Much of the buzz in the news this week had to do with Alabama Gov. Robert Bentley’s speech on Monday in which he stated the following: “So anybody here today who has not accepted Jesus Christ as their savior, I’m telling you, you’re not my brother and you’re not my sister, and I want to be your brother.” He said this in front of a church audience, but it nevertheless caused an enormous amount of controversy.
In today’s pluralistic society, what Gov. Bentley said is considered anathema. And yet what he said is nothing new or necessarily controversial. He was simply affirming a biblical ecclesiology. Discussing the nature of the church as a unique family set apart from the rest of the world is apparently seen as bigotry by today’s culture. To deny the popular notion of a universal brotherhood of mankind is to buck an ongoing trend of universalism.

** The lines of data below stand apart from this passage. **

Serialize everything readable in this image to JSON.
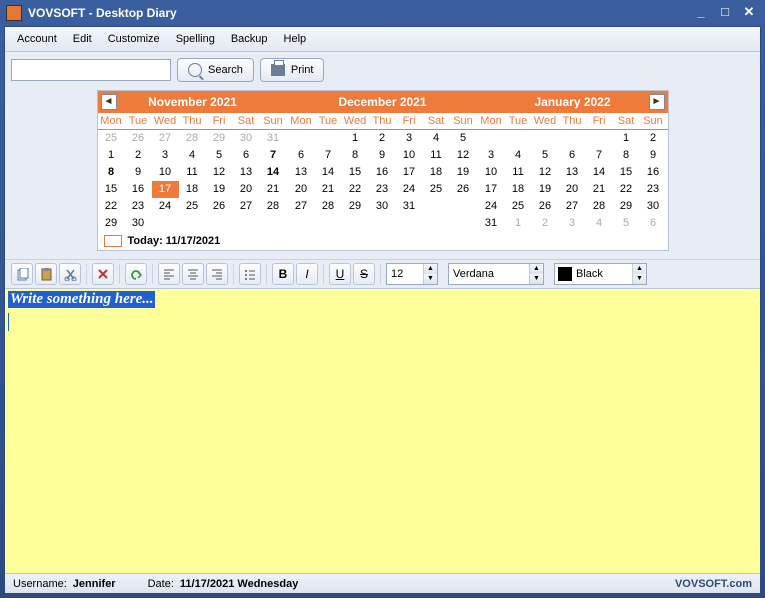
{
  "window": {
    "title": "VOVSOFT - Desktop Diary"
  },
  "menu": {
    "items": [
      "Account",
      "Edit",
      "Customize",
      "Spelling",
      "Backup",
      "Help"
    ]
  },
  "toolbar": {
    "search_placeholder": "",
    "search_label": "Search",
    "print_label": "Print"
  },
  "calendar": {
    "dow": [
      "Mon",
      "Tue",
      "Wed",
      "Thu",
      "Fri",
      "Sat",
      "Sun"
    ],
    "today_label": "Today: 11/17/2021",
    "months": [
      {
        "title": "November 2021",
        "nav": "prev",
        "cells": [
          {
            "d": 25,
            "g": true
          },
          {
            "d": 26,
            "g": true
          },
          {
            "d": 27,
            "g": true
          },
          {
            "d": 28,
            "g": true
          },
          {
            "d": 29,
            "g": true
          },
          {
            "d": 30,
            "g": true
          },
          {
            "d": 31,
            "g": true
          },
          {
            "d": 1
          },
          {
            "d": 2
          },
          {
            "d": 3
          },
          {
            "d": 4
          },
          {
            "d": 5
          },
          {
            "d": 6
          },
          {
            "d": 7,
            "b": true
          },
          {
            "d": 8,
            "b": true
          },
          {
            "d": 9
          },
          {
            "d": 10
          },
          {
            "d": 11
          },
          {
            "d": 12
          },
          {
            "d": 13
          },
          {
            "d": 14,
            "b": true
          },
          {
            "d": 15
          },
          {
            "d": 16
          },
          {
            "d": 17,
            "t": true
          },
          {
            "d": 18
          },
          {
            "d": 19
          },
          {
            "d": 20
          },
          {
            "d": 21
          },
          {
            "d": 22
          },
          {
            "d": 23
          },
          {
            "d": 24
          },
          {
            "d": 25
          },
          {
            "d": 26
          },
          {
            "d": 27
          },
          {
            "d": 28
          },
          {
            "d": 29
          },
          {
            "d": 30
          },
          {
            "d": "",
            "e": true
          },
          {
            "d": "",
            "e": true
          },
          {
            "d": "",
            "e": true
          },
          {
            "d": "",
            "e": true
          },
          {
            "d": "",
            "e": true
          }
        ]
      },
      {
        "title": "December 2021",
        "cells": [
          {
            "d": "",
            "e": true
          },
          {
            "d": "",
            "e": true
          },
          {
            "d": 1
          },
          {
            "d": 2
          },
          {
            "d": 3
          },
          {
            "d": 4
          },
          {
            "d": 5
          },
          {
            "d": 6
          },
          {
            "d": 7
          },
          {
            "d": 8
          },
          {
            "d": 9
          },
          {
            "d": 10
          },
          {
            "d": 11
          },
          {
            "d": 12
          },
          {
            "d": 13
          },
          {
            "d": 14
          },
          {
            "d": 15
          },
          {
            "d": 16
          },
          {
            "d": 17
          },
          {
            "d": 18
          },
          {
            "d": 19
          },
          {
            "d": 20
          },
          {
            "d": 21
          },
          {
            "d": 22
          },
          {
            "d": 23
          },
          {
            "d": 24
          },
          {
            "d": 25
          },
          {
            "d": 26
          },
          {
            "d": 27
          },
          {
            "d": 28
          },
          {
            "d": 29
          },
          {
            "d": 30
          },
          {
            "d": 31
          },
          {
            "d": "",
            "e": true
          },
          {
            "d": "",
            "e": true
          },
          {
            "d": "",
            "e": true
          },
          {
            "d": "",
            "e": true
          },
          {
            "d": "",
            "e": true
          },
          {
            "d": "",
            "e": true
          },
          {
            "d": "",
            "e": true
          },
          {
            "d": "",
            "e": true
          },
          {
            "d": "",
            "e": true
          }
        ]
      },
      {
        "title": "January 2022",
        "nav": "next",
        "cells": [
          {
            "d": "",
            "e": true
          },
          {
            "d": "",
            "e": true
          },
          {
            "d": "",
            "e": true
          },
          {
            "d": "",
            "e": true
          },
          {
            "d": "",
            "e": true
          },
          {
            "d": 1
          },
          {
            "d": 2
          },
          {
            "d": 3
          },
          {
            "d": 4
          },
          {
            "d": 5
          },
          {
            "d": 6
          },
          {
            "d": 7
          },
          {
            "d": 8
          },
          {
            "d": 9
          },
          {
            "d": 10
          },
          {
            "d": 11
          },
          {
            "d": 12
          },
          {
            "d": 13
          },
          {
            "d": 14
          },
          {
            "d": 15
          },
          {
            "d": 16
          },
          {
            "d": 17
          },
          {
            "d": 18
          },
          {
            "d": 19
          },
          {
            "d": 20
          },
          {
            "d": 21
          },
          {
            "d": 22
          },
          {
            "d": 23
          },
          {
            "d": 24
          },
          {
            "d": 25
          },
          {
            "d": 26
          },
          {
            "d": 27
          },
          {
            "d": 28
          },
          {
            "d": 29
          },
          {
            "d": 30
          },
          {
            "d": 31
          },
          {
            "d": 1,
            "g": true
          },
          {
            "d": 2,
            "g": true
          },
          {
            "d": 3,
            "g": true
          },
          {
            "d": 4,
            "g": true
          },
          {
            "d": 5,
            "g": true
          },
          {
            "d": 6,
            "g": true
          }
        ]
      }
    ]
  },
  "format": {
    "font_size": "12",
    "font_name": "Verdana",
    "font_color": "Black"
  },
  "editor": {
    "placeholder": "Write something here..."
  },
  "status": {
    "username_label": "Username:",
    "username": "Jennifer",
    "date_label": "Date:",
    "date": "11/17/2021 Wednesday",
    "brand": "VOVSOFT.com"
  }
}
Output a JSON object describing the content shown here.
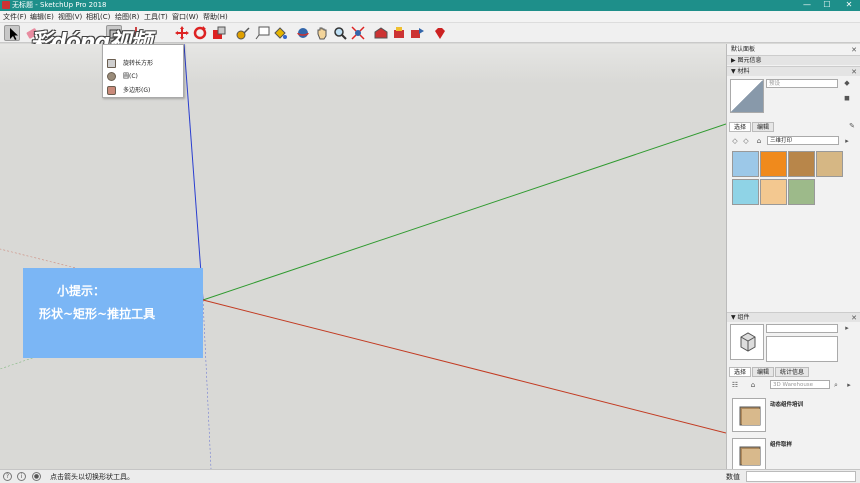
{
  "window": {
    "title": "无标题 - SketchUp Pro 2018",
    "minimize": "—",
    "maximize": "☐",
    "close": "✕"
  },
  "menu": [
    "文件(F)",
    "编辑(E)",
    "视图(V)",
    "相机(C)",
    "绘图(R)",
    "工具(T)",
    "窗口(W)",
    "帮助(H)"
  ],
  "watermark": "彩dóng视频",
  "dropdown": {
    "items": [
      "旋转长方形",
      "圆(C)",
      "多边形(G)"
    ]
  },
  "tip": {
    "title": "小提示：",
    "body": "形状~矩形~推拉工具"
  },
  "tray": {
    "title": "默认面板",
    "entity_info": "图元信息",
    "materials": {
      "header": "材料",
      "name_placeholder": "预设",
      "tabs": [
        "选择",
        "编辑"
      ],
      "library": "三维打印",
      "swatch_colors": [
        "#9cc8e8",
        "#f08a1c",
        "#b8864a",
        "#d6b784",
        "#8fd3e6",
        "#f3c890",
        "#9dba8a"
      ]
    },
    "components": {
      "header": "组件",
      "tabs": [
        "选择",
        "编辑",
        "统计信息"
      ],
      "search_placeholder": "3D Warehouse",
      "items": [
        "动态组件培训",
        "组件取样"
      ]
    }
  },
  "status": {
    "message": "点击箭头以切换形状工具。",
    "vcb_label": "数值"
  }
}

Promoting universalism is certainly nothing new, but a particularly sharp universalism has developed in recent years and brought with it a cultural sensitivity. Where do we as Christians fall into this? The Gospel message of being saved by grace alone through faith alone because of Christ alone certainly grates against this popular sentiment. Indeed, the dogma of equality trumps all else in modern American society.
The truly sad part is the fact that Gov. Bentley felt compelled to apologize for his statements. In that respect he’s definitely a typical politician. But is that what a Christian ought to do? The Gospel is always going to be offensive to the world. That the world will hate us for preaching Christ and Him crucified shouldn’t be a surprise to us. By shrinking back, taking the easy road, and apologizing for our witness, we are turning our backs upon our Savior.
Some Christians want to “take back the culture” in the name of the church. Others want to live comfortably within the culture. Neither is a biblical approach. We need to remember that we are strangers in this world, sojourners in a foreign land. Rather than surrendering to the cultural pressures of “equality” and “unity,” the individual Christian must recognize that he stands out. This is what it means to be salt and light.